A pesar de que existe una amplia contracultura en este aspecto, que abarca desde los conventos de religiosas contemplativas hasta prácticas como el mindfullness o el reiki, la cultura dominante sigue siendo la de la productividad. Le oí decir a una sabia filósofa, a propósito del multitasking (una práctica que en ese momento tenía yo muy arraigada, hasta el punto de haber aprendido a conciencia los secretos de cierta técnica de gestión del tiempo) que la cultura jamás ha progresado por la dispersión, sino por la concentración. Non multa, sed multum, como ya anotó Plinio el Joven.
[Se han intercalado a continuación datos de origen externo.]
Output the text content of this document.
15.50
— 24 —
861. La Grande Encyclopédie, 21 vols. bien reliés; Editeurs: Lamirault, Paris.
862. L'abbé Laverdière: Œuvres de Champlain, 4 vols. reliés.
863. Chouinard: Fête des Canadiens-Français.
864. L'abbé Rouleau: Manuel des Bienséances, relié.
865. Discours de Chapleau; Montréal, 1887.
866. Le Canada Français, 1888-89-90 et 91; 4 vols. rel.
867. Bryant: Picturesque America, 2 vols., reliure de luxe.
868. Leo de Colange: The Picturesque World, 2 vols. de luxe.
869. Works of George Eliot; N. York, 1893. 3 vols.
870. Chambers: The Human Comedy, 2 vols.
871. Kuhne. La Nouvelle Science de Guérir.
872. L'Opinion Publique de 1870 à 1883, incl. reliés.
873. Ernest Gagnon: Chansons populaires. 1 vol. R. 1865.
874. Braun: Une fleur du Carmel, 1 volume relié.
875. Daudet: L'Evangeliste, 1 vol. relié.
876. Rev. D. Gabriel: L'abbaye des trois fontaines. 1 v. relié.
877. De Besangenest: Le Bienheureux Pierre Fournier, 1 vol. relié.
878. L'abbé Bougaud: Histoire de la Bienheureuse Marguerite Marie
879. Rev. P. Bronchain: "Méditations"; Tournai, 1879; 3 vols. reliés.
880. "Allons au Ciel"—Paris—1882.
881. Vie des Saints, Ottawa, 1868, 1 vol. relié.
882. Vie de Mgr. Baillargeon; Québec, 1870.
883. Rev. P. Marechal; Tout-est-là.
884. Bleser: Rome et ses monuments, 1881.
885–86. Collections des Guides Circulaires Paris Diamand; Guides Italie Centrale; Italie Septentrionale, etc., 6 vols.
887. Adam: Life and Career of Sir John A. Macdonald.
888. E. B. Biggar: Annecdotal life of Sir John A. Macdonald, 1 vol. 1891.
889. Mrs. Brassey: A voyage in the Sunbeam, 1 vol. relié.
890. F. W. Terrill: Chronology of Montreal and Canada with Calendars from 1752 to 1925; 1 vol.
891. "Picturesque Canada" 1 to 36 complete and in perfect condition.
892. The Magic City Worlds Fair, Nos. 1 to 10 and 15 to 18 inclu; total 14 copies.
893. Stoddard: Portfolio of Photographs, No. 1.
A propósito de esa crítica de D’Ors a Descartes me acordé también de una clase de filosofía en la que el catedrático quiso refutar al autor del Discurso del método señalando la máxima clásica de que a cada saber le corresponde su propio método. Y probablemente sea esa una de las lecciones que nosotros, los cartesianos, hemos olvidado: medir la productividad es bueno cuando estamos ante un ser dirigido esencialmente al producir —digamos, por ejemplo, una sandwichera—, pero no cuando lo que tenemos delante tiene otra naturaleza, como puede ser la de un poema.
Los seres humanos, aunque producimos, no estamos hechos para producir. Eso sería una especie de cualidad accidental. Nos parecemos más a un poema que a una sandwichera: va más con nosotros la contemplación que la acción, la concentración que la dispersión, el multum que el multa, perder el tiempo que matarlo.
No hacer nada requiere mucho esfuerzo, y además, aunque suene contradictorio, la quietud es una actividad vertiginosa. La vida nos distrae muchas veces con todas esas limitaciones que nos impone la temporalidad: comer, dormir, trabajar, todo eso. Por eso —ahora lo sé— tengo en la sala de estar la kentia más exuberante a este lado del meridiano de Greenwich, una exquisita monstera deliciosa y el geranio que me regaló Alfonso con sus hongos benévolos. Qué gozo me produce, ahora que lo pienso, no poder hacer nada para remediar lo de los hongos. La cura consiste, ¡oh, paradoja!, en no hacer nada.